On her father’s side, the story carries a similar weight. She speaks of her baba, Catherine, whom she never met. She died before Kreviazuk was born, having raised 12 or 13 children. Family stories describe a woman of immense strength – someone who, even after childbirth, would be back working in the fields almost immediately. 

“I come from a fierce lineage of women,” she says. 

That sensibility was visible even in childhood. A friend who now works in Canada’s human rights sector remembers Kreviazuk as a young girl writing songs about homelessness and Indigenous communities after seeing them from a school bus window in Winnipeg. Even then, she was trying to make sense of what she didn’t yet know how to express. 

That instinct would be tested in a far more personal way years later. 

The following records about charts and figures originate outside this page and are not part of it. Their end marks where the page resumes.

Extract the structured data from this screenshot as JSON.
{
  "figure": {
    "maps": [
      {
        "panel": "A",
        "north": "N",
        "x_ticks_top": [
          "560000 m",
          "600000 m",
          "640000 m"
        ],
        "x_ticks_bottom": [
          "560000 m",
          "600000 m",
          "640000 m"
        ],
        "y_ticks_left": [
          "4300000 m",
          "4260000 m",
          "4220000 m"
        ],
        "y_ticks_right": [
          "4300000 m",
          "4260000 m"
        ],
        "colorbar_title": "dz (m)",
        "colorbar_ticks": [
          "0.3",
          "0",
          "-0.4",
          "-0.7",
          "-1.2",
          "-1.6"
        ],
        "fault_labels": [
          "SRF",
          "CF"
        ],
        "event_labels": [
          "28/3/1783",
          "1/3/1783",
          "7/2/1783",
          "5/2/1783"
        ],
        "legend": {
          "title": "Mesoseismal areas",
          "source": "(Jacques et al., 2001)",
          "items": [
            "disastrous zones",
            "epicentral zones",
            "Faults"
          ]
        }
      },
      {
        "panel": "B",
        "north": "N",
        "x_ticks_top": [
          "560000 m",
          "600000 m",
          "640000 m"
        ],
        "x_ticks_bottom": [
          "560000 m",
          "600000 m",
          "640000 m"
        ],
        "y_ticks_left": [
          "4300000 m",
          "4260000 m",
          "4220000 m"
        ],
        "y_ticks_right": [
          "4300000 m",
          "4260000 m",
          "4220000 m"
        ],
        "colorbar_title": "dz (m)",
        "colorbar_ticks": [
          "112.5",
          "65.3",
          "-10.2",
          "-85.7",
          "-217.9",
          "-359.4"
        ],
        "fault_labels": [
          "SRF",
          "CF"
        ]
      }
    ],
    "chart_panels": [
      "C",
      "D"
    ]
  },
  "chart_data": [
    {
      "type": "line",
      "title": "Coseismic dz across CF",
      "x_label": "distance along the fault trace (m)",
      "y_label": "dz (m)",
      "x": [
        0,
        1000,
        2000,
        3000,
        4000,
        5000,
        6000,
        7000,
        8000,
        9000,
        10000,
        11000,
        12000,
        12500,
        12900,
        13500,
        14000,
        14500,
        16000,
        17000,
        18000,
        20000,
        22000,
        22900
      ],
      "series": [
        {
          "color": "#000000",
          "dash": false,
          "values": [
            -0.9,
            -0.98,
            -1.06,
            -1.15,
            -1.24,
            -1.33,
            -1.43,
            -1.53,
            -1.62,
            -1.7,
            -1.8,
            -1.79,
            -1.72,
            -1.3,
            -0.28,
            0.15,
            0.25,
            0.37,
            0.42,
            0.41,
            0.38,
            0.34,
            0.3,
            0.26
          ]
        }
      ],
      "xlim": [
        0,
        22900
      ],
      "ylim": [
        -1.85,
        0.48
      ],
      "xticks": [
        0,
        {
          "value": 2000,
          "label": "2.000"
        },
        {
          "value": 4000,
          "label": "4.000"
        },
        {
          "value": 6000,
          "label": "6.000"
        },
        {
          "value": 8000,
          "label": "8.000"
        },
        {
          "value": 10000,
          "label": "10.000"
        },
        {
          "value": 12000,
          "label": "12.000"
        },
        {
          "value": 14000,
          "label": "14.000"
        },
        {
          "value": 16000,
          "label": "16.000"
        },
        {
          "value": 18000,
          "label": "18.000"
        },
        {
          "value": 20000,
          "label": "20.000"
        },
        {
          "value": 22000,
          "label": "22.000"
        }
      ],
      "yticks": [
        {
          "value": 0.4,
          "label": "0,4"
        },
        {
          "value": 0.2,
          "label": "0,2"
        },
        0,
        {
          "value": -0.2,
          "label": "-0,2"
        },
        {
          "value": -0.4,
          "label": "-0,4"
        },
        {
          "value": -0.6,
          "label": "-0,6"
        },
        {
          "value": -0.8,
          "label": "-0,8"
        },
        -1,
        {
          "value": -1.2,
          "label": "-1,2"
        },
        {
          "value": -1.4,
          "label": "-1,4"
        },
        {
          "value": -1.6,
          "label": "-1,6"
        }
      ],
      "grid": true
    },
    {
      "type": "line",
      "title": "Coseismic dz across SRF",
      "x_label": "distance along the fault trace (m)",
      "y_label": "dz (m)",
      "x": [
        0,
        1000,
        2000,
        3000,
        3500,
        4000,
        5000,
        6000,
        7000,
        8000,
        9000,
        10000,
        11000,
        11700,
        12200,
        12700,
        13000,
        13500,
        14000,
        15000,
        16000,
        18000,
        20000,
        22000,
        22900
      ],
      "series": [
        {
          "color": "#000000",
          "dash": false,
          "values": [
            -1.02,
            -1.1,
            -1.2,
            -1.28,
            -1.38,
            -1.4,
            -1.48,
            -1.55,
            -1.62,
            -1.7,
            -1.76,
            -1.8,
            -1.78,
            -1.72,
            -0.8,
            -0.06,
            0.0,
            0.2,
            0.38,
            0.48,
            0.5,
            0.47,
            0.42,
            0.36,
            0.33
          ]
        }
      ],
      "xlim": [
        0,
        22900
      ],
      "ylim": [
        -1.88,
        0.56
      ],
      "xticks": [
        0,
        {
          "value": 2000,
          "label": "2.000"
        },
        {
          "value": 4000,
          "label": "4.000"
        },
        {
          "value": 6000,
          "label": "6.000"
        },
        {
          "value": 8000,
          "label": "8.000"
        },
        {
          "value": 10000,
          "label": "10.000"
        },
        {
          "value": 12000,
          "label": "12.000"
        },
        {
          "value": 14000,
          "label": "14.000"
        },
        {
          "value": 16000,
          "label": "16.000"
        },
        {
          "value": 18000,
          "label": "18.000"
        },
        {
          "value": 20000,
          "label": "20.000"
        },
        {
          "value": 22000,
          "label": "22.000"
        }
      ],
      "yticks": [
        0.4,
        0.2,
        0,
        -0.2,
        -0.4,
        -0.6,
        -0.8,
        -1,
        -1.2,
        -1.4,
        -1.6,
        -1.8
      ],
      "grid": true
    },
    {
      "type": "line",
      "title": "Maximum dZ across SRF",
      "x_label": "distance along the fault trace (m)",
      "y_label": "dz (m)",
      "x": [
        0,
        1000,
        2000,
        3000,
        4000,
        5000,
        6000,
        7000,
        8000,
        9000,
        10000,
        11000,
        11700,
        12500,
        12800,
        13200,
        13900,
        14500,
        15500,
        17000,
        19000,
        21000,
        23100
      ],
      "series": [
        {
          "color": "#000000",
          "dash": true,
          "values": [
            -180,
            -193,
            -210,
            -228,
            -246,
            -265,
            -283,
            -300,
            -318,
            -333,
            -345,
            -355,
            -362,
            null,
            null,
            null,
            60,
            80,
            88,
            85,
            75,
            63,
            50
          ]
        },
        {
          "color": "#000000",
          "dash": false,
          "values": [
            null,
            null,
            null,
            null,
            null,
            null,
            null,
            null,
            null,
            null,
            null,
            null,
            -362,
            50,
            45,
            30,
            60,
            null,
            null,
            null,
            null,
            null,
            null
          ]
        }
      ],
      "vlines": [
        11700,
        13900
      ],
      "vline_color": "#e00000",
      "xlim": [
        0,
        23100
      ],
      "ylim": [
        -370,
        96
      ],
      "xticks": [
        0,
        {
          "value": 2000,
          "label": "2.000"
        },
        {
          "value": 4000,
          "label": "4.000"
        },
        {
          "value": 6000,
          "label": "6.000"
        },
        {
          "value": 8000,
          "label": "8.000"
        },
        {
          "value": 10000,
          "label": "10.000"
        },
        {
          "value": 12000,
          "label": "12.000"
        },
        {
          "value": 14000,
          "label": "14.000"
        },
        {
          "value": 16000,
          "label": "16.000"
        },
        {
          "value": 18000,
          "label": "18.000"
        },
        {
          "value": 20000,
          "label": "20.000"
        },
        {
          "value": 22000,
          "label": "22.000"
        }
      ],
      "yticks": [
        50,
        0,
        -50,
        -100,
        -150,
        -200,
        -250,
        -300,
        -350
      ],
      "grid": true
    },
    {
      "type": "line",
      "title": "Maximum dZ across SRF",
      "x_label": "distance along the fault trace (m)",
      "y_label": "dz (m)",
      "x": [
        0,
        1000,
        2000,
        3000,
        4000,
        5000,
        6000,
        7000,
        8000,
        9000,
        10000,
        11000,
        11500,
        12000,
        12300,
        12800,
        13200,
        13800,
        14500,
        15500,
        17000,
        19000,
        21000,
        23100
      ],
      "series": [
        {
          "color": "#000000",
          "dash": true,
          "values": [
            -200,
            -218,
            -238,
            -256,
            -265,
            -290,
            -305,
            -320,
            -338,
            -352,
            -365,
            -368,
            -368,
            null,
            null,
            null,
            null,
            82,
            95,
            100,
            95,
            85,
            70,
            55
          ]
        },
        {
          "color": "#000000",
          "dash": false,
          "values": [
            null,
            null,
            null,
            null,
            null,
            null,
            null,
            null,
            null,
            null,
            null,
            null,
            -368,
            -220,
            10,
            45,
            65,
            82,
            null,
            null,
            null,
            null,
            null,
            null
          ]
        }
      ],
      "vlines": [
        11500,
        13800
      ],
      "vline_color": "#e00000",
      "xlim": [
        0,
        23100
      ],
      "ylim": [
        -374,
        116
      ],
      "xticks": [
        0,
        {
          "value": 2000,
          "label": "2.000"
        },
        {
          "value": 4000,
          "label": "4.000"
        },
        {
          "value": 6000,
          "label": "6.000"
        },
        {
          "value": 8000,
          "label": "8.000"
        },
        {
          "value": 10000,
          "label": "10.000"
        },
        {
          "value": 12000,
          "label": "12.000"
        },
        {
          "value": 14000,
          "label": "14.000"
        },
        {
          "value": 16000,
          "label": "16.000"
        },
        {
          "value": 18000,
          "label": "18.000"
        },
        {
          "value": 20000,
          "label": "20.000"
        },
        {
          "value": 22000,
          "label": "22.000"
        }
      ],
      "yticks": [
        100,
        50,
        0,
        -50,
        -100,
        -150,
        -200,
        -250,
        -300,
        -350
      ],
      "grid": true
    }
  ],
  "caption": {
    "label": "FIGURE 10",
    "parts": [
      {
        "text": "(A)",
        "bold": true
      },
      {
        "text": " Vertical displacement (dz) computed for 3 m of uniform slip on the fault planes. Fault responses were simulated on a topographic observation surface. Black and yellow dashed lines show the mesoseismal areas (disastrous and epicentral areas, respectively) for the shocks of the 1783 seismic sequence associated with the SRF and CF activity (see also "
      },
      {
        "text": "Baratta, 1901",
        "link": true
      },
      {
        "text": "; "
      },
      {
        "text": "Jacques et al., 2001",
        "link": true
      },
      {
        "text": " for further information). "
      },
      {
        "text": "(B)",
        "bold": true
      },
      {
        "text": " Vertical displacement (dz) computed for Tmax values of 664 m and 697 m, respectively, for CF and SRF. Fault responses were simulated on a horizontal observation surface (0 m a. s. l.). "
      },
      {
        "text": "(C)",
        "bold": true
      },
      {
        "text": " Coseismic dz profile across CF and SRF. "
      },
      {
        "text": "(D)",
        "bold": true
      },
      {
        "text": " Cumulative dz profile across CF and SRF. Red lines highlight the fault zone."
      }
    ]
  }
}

At 20, a car accident left her hospitalized in Italy with severe facial injuries. Recovery became its own kind of test to hold onto identity when everything feels uncertain. She remembers singing Whitney Houston songs to nurses through clenched teeth, trying to find her way back to something familiar. 

“I just wanted to sing again,” she says. 

She did. 

Her 1996 debut album Under These Rocks and Stones introduced her as one of Canada’s most distinctive voices. Since then, she has released seven studio albums, earning multiple Juno Awards and international recognition as both a performer and songwriter. 

At home, life is centred on her family. Kreviazuk and Maida raised three sons – Rowan, Lucca and Salvador – in a blur of early parenting, touring schedules and constant movement. Now, they watch those boys grow into young men building their own lives. 

“I’ve been really lucky, but I’ve also struggled and overcome a lot,” Kreviazuk says. “I want people to know I didn’t give up on myself. If you know something about yourself, don’t give up on it either.”